1) O conceito de genealogia
- O projeto mais geral de Nietzsche consiste em introduzir na filosofia os conceitos de sentido e de valor, propondo que a verdadeira crítica — que Kant não realizou por não colocar o problema em termos de valores — só se completa quando se questiona a própria origem das avaliações; toda evolução se define pelo elemento diferencial que a origina, de modo que noções como o alto e o baixo, o nobre e o vil, não são valores em si, mas o princípio do qual deriva o valor dos próprios valores.
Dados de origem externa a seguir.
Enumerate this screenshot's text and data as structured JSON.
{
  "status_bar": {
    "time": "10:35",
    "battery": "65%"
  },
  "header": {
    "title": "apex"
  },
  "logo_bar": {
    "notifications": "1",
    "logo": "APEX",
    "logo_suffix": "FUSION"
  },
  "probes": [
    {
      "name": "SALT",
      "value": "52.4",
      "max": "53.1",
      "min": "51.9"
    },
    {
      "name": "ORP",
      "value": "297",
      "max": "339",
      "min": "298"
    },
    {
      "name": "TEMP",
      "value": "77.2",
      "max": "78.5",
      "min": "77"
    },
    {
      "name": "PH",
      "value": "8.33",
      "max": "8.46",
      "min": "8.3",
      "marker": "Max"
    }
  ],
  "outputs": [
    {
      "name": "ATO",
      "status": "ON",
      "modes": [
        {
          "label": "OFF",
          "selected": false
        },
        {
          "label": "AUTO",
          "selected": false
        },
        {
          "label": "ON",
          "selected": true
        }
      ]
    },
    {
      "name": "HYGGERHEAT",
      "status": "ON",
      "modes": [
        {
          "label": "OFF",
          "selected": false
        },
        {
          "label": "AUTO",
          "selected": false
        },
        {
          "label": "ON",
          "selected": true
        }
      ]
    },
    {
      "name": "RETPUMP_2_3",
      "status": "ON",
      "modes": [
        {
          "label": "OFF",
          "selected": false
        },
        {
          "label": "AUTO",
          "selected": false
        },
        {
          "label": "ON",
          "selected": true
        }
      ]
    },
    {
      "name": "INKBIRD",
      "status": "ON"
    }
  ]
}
- A filosofia crítica precisa realizar dois movimentos inseparáveis — remeter toda coisa a valores e remeter os valores a uma origem que decida sua validade —, o que leva Nietzsche a se opor tanto aos que blindam os valores estabelecidos da crítica (os “operários da filosofia”, Kant e Schopenhauer) quanto aos que os reduzem a fatos objetivos (utilitaristas e cientistas); dessa dupla oposição nasce o conceito de genealogia, que substitui a universalidade kantiana e a semelhança utilitarista pelo sentimento de diferença ou distância, entendendo a crítica não como reação de ressentimento, mas como expressão ativa e criadora de um modo de existência.
2) O sentido
- Não se pode compreender o sentido de um fenômeno sem identificar a força que dele se apropria e nele se exprime, de modo que a filosofia se torna sintomatologia e semiologia: à dualidade metafísica de aparência e essência e à relação causal da ciência, Nietzsche substitui a correlação entre fenômeno e sentido, sendo a história a sucessão e a coexistência das forças que se apoderam das coisas, conferindo-lhes sempre uma pluralidade de sentidos.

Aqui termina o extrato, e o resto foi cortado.